Tuesday, March 04, 2008

Columbia Heights is Transformed, Why Now?

You can't help but be impressed with the new look Columbia Heights where 14Th and Irving streets intersect in Northwest. Whether you live in the neighborhood and have been bothered by the years of construction or you stalled in traffic while trying to get to the Maryland suburbs, you can't ignore the changes.

Today, Tuesday, Mayor Fenty, Ward One Councilman Jim Graham, At Large member and Chair of the DC Council Economic Development Committee Kwame Brown were there to officially open the new Target store. The public can get inside on Wednesday.

There will be a Best Buy, Marshall's, Bed Bath and Beyond, a Starbucks and lots more-and that's just inside the Mall.

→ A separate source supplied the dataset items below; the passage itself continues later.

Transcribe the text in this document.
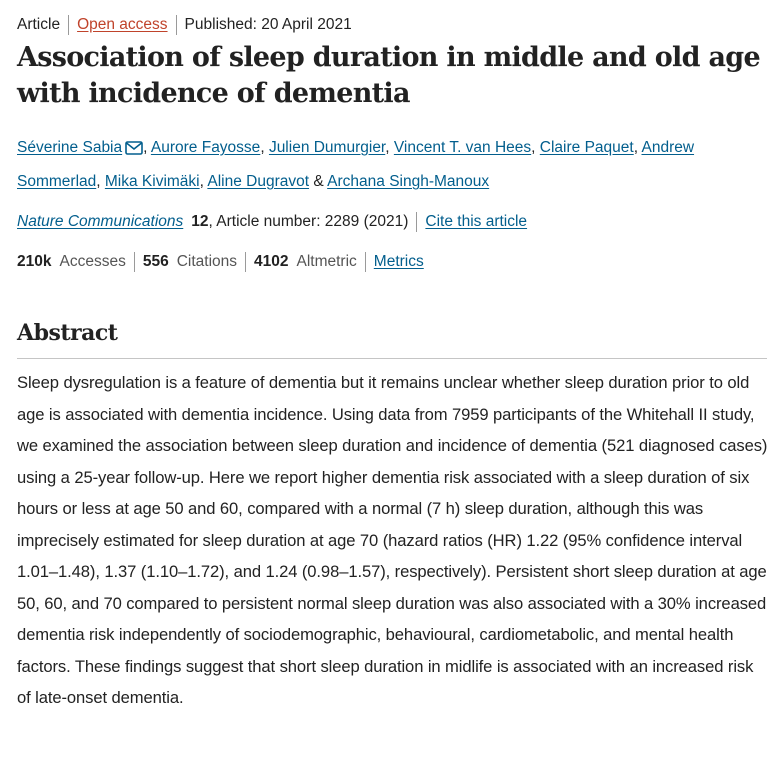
Article Open access Published: 20 April 2021
Association of sleep duration in middle and old age with incidence of dementia
Séverine Sabia , Aurore Fayosse, Julien Dumurgier, Vincent T. van Hees, Claire Paquet, Andrew Sommerlad, Mika Kivimäki, Aline Dugravot & Archana Singh-Manoux
Nature Communications 12 , Article number: 2289 (2021) Cite this article
210k Accesses 556 Citations 4102 Altmetric Metrics
Abstract

Sleep dysregulation is a feature of dementia but it remains unclear whether sleep duration prior to old age is associated with dementia incidence. Using data from 7959 participants of the Whitehall II study, we examined the association between sleep duration and incidence of dementia (521 diagnosed cases) using a 25-year follow-up. Here we report higher dementia risk associated with a sleep duration of six hours or less at age 50 and 60, compared with a normal (7 h) sleep duration, although this was imprecisely estimated for sleep duration at age 70 (hazard ratios (HR) 1.22 (95% confidence interval 1.01–1.48), 1.37 (1.10–1.72), and 1.24 (0.98–1.57), respectively). Persistent short sleep duration at age 50, 60, and 70 compared to persistent normal sleep duration was also associated with a 30% increased dementia risk independently of sociodemographic, behavioural, cardiometabolic, and mental health factors. These findings suggest that short sleep duration in midlife is associated with an increased risk of late-onset dementia.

Lining the sidewalks, leading to and from the Columbia Metro station will be even more pedestrian friendly stores...five or six of them small businesses or neighborhood owned.There is a new Giant supermarket and Tivoli Theatre. Offices, high end condos and apartments are also going up. More than a dozen new sit down restaurants now exist where there were empty lots before.

All this roughly 40 years after the riots left this part of town a virtual urban desert--no big business would come here-no upscale housing developer could see a market for buyers or renters in these parts.

DC Officials today were quick to point out there has been no major uprooting of fixed income long term residents. There is low and moderate housing in the neighborhood.

The developer of DC-USA or the Columbia Heights Mall is Drew Greenwald of Grid properties, developers of a similar mall in Harlem. He told me at today's dedication that big stores like Target are reaching a saturation point in the suburbs and looking for new locations; He says they also feel big cities like DC are more accommodating (with 42 million dollars in tax incentives). Greenwald might have added the big stores are following the markets... and scores of yuppies and buppies with good jobs and incomes began discovering DC and neighborhoods like Columbia Heights at about the time that Metro opened the Columbia Heights station--no need for a car.

Neighborhood parking will be even tighter-despite the dollar an hour-one thousand parking spaces under the Mall. You'll want to avoid 14Th street beginning this weekend (think Midtown Manhattan) .

Did I mention the seven hundred jobs available in the DC-USA Mall, alone. Target officials told me 60 percent of those positions will go to DC residents. That's ten percent above what they agreed to with City officials.

All vowed today that the same kind of economic development is coming to other depressed DC neighborhoods. I'll keep you posted.

Click here to watch Bruce's Columbia Height's Story.

1 Comments:

At March 4, 2008 1:44 PM, Anonymous Anonymous said...

The new and improved Columbia Heights will be a fantastic location to shop, live and dine.